What happens when the one person who knows everything about you starts forgetting who you are?
I started this audiobook during Sophie's nap time on a Tuesday and finished it five days later sitting in my car in the garage, crying. Not the cute single-tear kind of crying. The ugly, mascara-running, hope-no-one-looks-in-my-car kind. So. Fair warning.
Liz Moore's The Unseen World hit me somewhere I wasn't expecting. I thought I was getting a story about computers and a quirky genius dad. And I did get that. But what I actually got was a story about watching someone you love disappear piece by piece, and the desperate scramble to hold onto who they were before it's too late.
The Gut-Punch I Didn't See Coming
Ada Sibelius is homeschooled by her father David, a brilliant computer scientist who's basically her whole world. She goes to work with him at his lab every day. She's socially awkward in that way that makes your heart hurt a little. And then—slowly, then all at once—David's mind starts to go.
I have to be honest. The Alzheimer's stuff is hard. Really hard. I lost my grandmother to dementia three years ago, and there were moments in this book where I had to pause and just... breathe. Moore doesn't soften it. She shows you what it looks like when someone's memories become unreliable, when they can't recognize the people they love most. It's brutal and tender at the same time.
But here's the thing—this isn't just a sad book about losing someone. It's also a mystery. David had secrets. A whole hidden past that Ada never knew about. And as she grows up (the book spans decades), she becomes determined to figure out who her father really was. The mystery kept me hooked even when the emotional stuff got heavy.
Lisa Flanagan Nailed It
Okay, so I'd never listened to Lisa Flanagan before this, and now I'm kind of obsessed? Her voice has this warmth that made me feel like I was being told a story by a really good friend. She does Ada at different ages—young, awkward Ada and adult, still-figuring-things-out Ada—and both feel real.
The character voices are distinct without being over-the-top. David sounds exactly like you'd imagine a brilliant, eccentric professor would sound. The colleagues at the lab each have their own flavor.
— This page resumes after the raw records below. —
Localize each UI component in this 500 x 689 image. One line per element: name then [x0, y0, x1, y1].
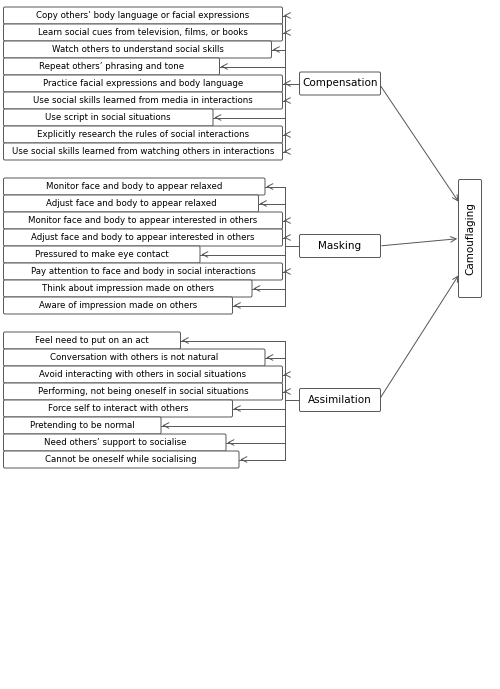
- Text: Aware of impression made on others: Aware of impression made on others: [39, 301, 197, 310]
- Text: Use social skills learned from media in interactions: Use social skills learned from media in …: [33, 96, 253, 105]
- FancyBboxPatch shape: [4, 24, 282, 41]
- FancyBboxPatch shape: [4, 7, 282, 24]
- FancyBboxPatch shape: [4, 434, 226, 451]
- Text: Use script in social situations: Use script in social situations: [46, 113, 171, 122]
- FancyBboxPatch shape: [4, 178, 265, 195]
- FancyBboxPatch shape: [4, 383, 282, 400]
- Text: Watch others to understand social skills: Watch others to understand social skills: [52, 45, 224, 54]
- FancyBboxPatch shape: [4, 297, 232, 314]
- FancyBboxPatch shape: [4, 229, 282, 246]
- Text: Adjust face and body to appear relaxed: Adjust face and body to appear relaxed: [46, 199, 216, 208]
- FancyBboxPatch shape: [300, 72, 380, 95]
- Text: Assimilation: Assimilation: [308, 395, 372, 405]
- Text: Think about impression made on others: Think about impression made on others: [42, 284, 214, 293]
- FancyBboxPatch shape: [4, 417, 161, 434]
- FancyBboxPatch shape: [4, 451, 239, 468]
- Text: Performing, not being oneself in social situations: Performing, not being oneself in social …: [38, 387, 248, 396]
- FancyBboxPatch shape: [4, 246, 200, 263]
- FancyBboxPatch shape: [4, 332, 180, 349]
- Text: Camouflaging: Camouflaging: [465, 202, 475, 275]
- Text: Use social skills learned from watching others in interactions: Use social skills learned from watching …: [12, 147, 274, 156]
- Text: Adjust face and body to appear interested in others: Adjust face and body to appear intereste…: [31, 233, 255, 242]
- FancyBboxPatch shape: [4, 366, 282, 383]
- Text: Force self to interact with others: Force self to interact with others: [48, 404, 188, 413]
- Text: Need others’ support to socialise: Need others’ support to socialise: [44, 438, 186, 447]
- FancyBboxPatch shape: [4, 109, 213, 126]
- Text: Explicitly research the rules of social interactions: Explicitly research the rules of social …: [37, 130, 249, 139]
- Text: Pressured to make eye contact: Pressured to make eye contact: [35, 250, 168, 259]
- Text: Repeat others’ phrasing and tone: Repeat others’ phrasing and tone: [39, 62, 184, 71]
- FancyBboxPatch shape: [4, 195, 258, 212]
- FancyBboxPatch shape: [4, 400, 232, 417]
- Text: Practice facial expressions and body language: Practice facial expressions and body lan…: [43, 79, 243, 88]
- FancyBboxPatch shape: [4, 212, 282, 229]
- Text: Masking: Masking: [318, 241, 362, 251]
- FancyBboxPatch shape: [4, 263, 282, 280]
- FancyBboxPatch shape: [300, 389, 380, 411]
- Text: Feel need to put on an act: Feel need to put on an act: [35, 336, 149, 345]
- Text: Learn social cues from television, films, or books: Learn social cues from television, films…: [38, 28, 248, 37]
- Text: Avoid interacting with others in social situations: Avoid interacting with others in social …: [40, 370, 246, 379]
- Text: Copy others’ body language or facial expressions: Copy others’ body language or facial exp…: [36, 11, 250, 20]
- Text: Cannot be oneself while socialising: Cannot be oneself while socialising: [46, 455, 197, 464]
- Text: Conversation with others is not natural: Conversation with others is not natural: [50, 353, 218, 362]
- FancyBboxPatch shape: [4, 143, 282, 160]
- FancyBboxPatch shape: [4, 349, 265, 366]
- Text: Compensation: Compensation: [302, 79, 378, 88]
- FancyBboxPatch shape: [458, 180, 481, 298]
- Text: Monitor face and body to appear relaxed: Monitor face and body to appear relaxed: [46, 182, 222, 191]
- Text: Pay attention to face and body in social interactions: Pay attention to face and body in social…: [30, 267, 256, 276]
- FancyBboxPatch shape: [300, 234, 380, 258]
- FancyBboxPatch shape: [4, 58, 220, 75]
- Text: Monitor face and body to appear interested in others: Monitor face and body to appear interest…: [28, 216, 258, 225]
- FancyBboxPatch shape: [4, 126, 282, 143]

Flanagan conveys emotion without overdoing it. When Ada is confused and scared, you feel it. When she's determined, you feel that too.
Now, I will say—there are some technical passages about coding and early computer science that are a little dense in audio format. I found myself rewinding a couple times during the AI and programming discussions. Not because the narration was unclear, but because my brain was also tracking whether Sophie was actually asleep or just pretending. (She was pretending. She's always pretending.)
If you're not super into tech stuff, you can kind of let those parts wash over you. The emotional core of the story doesn't depend on understanding the technical details.
Built for the 47-Pause Lifestyle
At 14 hours, this is definitely a commitment. But it's the kind of book that rewards patience. The pacing is slow in places—this isn't a thriller, it's a literary family saga that unfolds over years. There are moments that drag a little in the middle when Ada's trying to piece together clues from old files and letters. But then Moore will hit you with a scene that makes you understand exactly why you're here.
I listened at my usual 1.25x and it worked fine. Flanagan's delivery handles the speed bump well.
This book survived my 47-pause lifestyle (school pickup, toddler meltdown, someone needs a snack, someone else needs a different snack) and I never felt lost when I came back. That's high praise in my world.
Who's This For?
If you love character-driven stories about complicated family relationships, this is your book. If you're interested in early AI and computer science history woven into a personal narrative, you'll find that fascinating. If you need a good cry and want it to feel earned, this will deliver.
But—and this is important—if you're currently dealing with a loved one's cognitive decline, maybe wait. Or at least know what you're getting into. It's handled with care, but it's not easy.
If you need plot-driven action and fast pacing, this might frustrate you. It's a slow burn. The mystery unfolds gradually. The payoff is emotional, not explosive. That same slow-building emotional weight is what made After You: A Novel stick with me for weeks afterward.
Three Rom-Coms and a Cozy Mystery Later
Would I listen again? Honestly? Probably not soon. Not because it wasn't good—it was beautiful and devastating and I'm so glad I listened to it. But I need some time before I could go through that again. I'm going to need at least three rom-coms and a cozy mystery before I'm ready for another emotional gut-punch of this magnitude.
But I will absolutely be recommending this to my book club. If I ever have time for book club again. (I don't. But theoretically.)